Get strong protection instead: Most people focus on what might happen to their health insurance if they get divorced, but insurance issues like life, property/accident, and disability insurance are sometimes pushed to the background. If you’re just single, you definitely need the best health coverage you can afford for yourself and your children, but life, property, liability, and disability insurance become doubly important, especially if you didn’t address those needs during the divorce. Even if your ex-spouse cooperates with financial support, it’s wise to make sure you don’t. A financial planner should be able to analyze those options in detail.

Review all of your investments for primary ownership and beneficiary information: Even if you were correctly advised to change the names of the assets you and your spouse were dividing between you, it still makes sense after the divorce to check the names on those assets for correctness and, more importantly, to make sure that all the beneficiary information is correct.

Manage your “Windfall”: People may mistakenly believe that just because they are smart in other areas of life, they can make investment decisions after going through an emotionally difficult event like divorce.
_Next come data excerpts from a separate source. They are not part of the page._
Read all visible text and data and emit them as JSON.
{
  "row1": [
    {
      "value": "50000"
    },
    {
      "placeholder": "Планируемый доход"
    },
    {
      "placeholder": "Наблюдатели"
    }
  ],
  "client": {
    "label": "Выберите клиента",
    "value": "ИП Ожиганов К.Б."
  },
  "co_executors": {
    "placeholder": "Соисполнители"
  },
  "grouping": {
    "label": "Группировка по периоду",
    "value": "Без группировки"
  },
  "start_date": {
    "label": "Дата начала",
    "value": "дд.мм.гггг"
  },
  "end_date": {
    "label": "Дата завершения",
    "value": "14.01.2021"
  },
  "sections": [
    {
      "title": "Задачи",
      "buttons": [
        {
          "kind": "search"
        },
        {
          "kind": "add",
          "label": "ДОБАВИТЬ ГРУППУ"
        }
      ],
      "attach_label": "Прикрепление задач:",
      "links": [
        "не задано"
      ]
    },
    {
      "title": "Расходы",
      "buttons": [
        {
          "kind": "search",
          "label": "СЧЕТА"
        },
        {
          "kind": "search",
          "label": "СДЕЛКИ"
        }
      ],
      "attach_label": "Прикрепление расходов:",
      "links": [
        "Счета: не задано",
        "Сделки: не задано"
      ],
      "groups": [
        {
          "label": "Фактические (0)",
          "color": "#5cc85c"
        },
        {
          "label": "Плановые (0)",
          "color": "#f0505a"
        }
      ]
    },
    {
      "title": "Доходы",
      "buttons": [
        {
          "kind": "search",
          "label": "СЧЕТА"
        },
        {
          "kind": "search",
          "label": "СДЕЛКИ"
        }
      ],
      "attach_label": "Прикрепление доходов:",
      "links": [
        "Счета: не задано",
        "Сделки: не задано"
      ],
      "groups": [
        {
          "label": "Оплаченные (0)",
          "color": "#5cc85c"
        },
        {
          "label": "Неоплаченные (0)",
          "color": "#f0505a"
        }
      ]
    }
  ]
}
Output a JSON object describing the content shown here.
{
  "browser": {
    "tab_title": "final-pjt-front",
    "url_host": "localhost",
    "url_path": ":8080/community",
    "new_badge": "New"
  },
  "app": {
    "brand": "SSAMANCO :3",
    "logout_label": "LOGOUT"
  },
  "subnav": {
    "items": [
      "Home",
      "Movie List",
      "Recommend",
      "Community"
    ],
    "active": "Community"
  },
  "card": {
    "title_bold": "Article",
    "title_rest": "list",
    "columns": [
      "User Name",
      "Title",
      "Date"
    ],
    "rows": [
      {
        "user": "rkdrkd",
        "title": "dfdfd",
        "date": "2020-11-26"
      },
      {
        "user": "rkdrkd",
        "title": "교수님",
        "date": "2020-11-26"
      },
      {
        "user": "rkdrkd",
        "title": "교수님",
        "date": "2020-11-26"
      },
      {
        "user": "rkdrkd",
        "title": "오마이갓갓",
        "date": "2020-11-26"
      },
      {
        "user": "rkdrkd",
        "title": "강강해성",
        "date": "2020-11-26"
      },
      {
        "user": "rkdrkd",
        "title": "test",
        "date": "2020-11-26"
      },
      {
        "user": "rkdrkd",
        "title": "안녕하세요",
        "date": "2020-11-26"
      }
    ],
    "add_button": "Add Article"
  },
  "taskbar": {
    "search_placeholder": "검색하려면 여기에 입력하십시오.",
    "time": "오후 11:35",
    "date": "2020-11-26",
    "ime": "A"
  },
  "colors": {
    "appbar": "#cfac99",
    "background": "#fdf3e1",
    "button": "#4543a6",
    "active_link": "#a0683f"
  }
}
It is important not to be blinded by the sudden windfall one might receive. There are long-term issues to consider. And as tempting as it may be to blow off some steam with a vacation, a new car or truck, or even a wardrobe, people have to think about the day after tomorrow. Now is not the time to bet the ranch on number 3 at the roulette table or the next high-flying action you heard someone mention while you were in the gym.

That’s why it’s important not to go overboard with some necessary R&R, but to stash away most of what can be received in cash to help supplement the emergency fund, cover debt service, and any future career or job moves. home. By meeting with a professional financial planner soon after the divorce, one can outline short-term and long-term goals to prepare. Save any drastic changes in allocations or investment decisions for when things settle down (perhaps 3-6 months after the divorce is final).